The benefits are for both wet setting or dry setting because both scenarios use gravel as sub-base. Particularly, important for dry-set because dry-set has two ways of failure. One, water washing away under the pavers and creating voids. The second type of failure is pavers “walking” off the edge or spreading out because the gravel is heaving and setting back down, repeatedly during freeze/thaw cycles. It pushes up and settles back down. Each time those pavers have a propensity to spread apart each time, maybe a 1/100th of an inch, and when you have 40 freeze/thaw cycles in a year, it adds up. It is called creep or spreading by having a confined gravel system underneath.
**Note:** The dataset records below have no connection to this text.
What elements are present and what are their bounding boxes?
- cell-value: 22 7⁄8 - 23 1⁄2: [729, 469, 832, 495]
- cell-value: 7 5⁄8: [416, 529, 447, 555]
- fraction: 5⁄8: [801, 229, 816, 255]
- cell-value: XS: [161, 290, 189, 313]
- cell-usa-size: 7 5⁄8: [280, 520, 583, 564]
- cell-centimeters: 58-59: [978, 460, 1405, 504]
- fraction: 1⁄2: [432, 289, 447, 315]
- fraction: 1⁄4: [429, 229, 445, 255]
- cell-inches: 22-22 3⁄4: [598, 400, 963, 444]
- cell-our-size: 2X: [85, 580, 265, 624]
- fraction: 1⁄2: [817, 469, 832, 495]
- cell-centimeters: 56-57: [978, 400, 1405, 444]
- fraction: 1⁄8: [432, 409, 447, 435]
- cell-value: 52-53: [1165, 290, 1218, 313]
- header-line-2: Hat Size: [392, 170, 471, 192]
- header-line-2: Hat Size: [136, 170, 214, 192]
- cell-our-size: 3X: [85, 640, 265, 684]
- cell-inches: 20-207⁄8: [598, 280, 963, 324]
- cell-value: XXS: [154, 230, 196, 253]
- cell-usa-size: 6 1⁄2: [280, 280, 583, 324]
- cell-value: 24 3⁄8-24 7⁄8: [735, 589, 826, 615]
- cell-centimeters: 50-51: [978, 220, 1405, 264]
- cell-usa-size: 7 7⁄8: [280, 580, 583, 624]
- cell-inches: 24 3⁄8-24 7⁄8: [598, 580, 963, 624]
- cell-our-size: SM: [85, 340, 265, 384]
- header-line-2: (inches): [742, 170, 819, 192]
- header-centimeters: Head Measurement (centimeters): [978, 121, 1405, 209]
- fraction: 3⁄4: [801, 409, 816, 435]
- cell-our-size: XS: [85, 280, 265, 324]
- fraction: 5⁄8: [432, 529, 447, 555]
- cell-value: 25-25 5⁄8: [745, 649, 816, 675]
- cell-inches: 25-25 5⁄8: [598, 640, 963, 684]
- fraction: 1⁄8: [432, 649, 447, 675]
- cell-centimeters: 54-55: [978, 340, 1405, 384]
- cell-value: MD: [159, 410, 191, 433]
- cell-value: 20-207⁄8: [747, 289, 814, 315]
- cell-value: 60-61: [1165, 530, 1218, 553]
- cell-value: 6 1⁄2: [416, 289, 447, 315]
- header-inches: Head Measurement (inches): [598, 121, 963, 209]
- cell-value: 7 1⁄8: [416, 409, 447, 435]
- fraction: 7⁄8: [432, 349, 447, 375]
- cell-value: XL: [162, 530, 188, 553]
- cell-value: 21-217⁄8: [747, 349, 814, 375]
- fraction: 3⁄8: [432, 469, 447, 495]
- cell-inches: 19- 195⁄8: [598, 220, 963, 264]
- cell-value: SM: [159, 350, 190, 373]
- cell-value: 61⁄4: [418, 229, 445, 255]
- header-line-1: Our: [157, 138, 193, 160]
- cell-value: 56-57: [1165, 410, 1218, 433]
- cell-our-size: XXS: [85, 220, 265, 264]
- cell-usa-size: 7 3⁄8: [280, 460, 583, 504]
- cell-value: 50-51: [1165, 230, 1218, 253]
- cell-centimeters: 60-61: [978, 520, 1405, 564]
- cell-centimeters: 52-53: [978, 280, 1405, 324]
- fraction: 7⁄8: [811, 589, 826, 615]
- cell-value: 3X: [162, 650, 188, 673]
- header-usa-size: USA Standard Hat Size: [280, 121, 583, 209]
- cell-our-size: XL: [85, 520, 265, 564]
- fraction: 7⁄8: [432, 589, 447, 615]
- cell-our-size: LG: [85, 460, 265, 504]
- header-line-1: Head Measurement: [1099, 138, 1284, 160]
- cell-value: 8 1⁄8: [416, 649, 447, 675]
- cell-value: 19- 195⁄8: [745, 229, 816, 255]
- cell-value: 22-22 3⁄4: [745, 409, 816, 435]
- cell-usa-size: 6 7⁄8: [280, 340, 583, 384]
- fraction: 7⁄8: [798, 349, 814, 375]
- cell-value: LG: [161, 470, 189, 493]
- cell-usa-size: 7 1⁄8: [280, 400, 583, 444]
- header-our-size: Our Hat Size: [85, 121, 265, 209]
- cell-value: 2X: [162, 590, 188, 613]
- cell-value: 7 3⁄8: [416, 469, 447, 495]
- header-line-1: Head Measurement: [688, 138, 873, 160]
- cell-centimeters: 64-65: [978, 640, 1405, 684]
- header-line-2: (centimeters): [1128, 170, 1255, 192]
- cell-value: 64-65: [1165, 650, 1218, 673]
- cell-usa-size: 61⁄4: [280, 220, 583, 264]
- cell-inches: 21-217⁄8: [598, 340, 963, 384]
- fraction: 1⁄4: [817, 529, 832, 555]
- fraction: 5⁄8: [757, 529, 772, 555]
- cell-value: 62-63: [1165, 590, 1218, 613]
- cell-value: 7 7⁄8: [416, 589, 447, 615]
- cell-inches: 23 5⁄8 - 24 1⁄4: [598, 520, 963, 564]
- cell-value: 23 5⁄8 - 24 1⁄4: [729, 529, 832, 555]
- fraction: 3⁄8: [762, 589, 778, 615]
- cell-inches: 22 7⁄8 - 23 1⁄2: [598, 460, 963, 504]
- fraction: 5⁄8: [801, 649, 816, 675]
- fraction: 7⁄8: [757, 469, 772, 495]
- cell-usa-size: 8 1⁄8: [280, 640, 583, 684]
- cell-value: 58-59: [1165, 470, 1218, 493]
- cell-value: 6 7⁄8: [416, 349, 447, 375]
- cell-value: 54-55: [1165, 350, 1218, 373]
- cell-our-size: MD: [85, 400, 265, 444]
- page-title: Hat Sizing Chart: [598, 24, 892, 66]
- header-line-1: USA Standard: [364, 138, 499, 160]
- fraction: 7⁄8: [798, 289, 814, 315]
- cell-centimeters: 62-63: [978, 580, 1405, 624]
Problems can be mitigated with GCCS to about 90% of the time. With a concrete pad, the whole pad isn’t going to creep, but it can crack from heaving. So, having the cellular confinement below the slab mitigates the chance of it cracking. When the gravel is confined, it eliminates 90% of the chance of the slab from heaving. Now, if you have a pool of water underneath and didn’t plan the water escape route, you have a cistern underneath your project installation. Of course, you must excavate and dig, as part of the installation, but you must plan where the water is going to go. Once it rains, it’s going to go underneath and lay in a puddle, especially when you have ground that doesn’t percolate well, and that’s a whole other technical issue If you have good, percolating soil like sandy soils percolate, it’s called percolate well, which means the water goes through it. Well, if you have clay soils underneath, the water doesn’t go through it. It just doesn’t. It just sits there. And then when it sits there, it freezes. What happens?
Frozen water expands, so you’re going to have heaving and then you’re going to have your slab cracking or you’re going to have the pavers going up and down, up and down, up and down and moving, and then the water goes down and washes out underneath them. So that’s why Geo cellular confinement systems are important for exterior installations and 100% important for dry-set installations.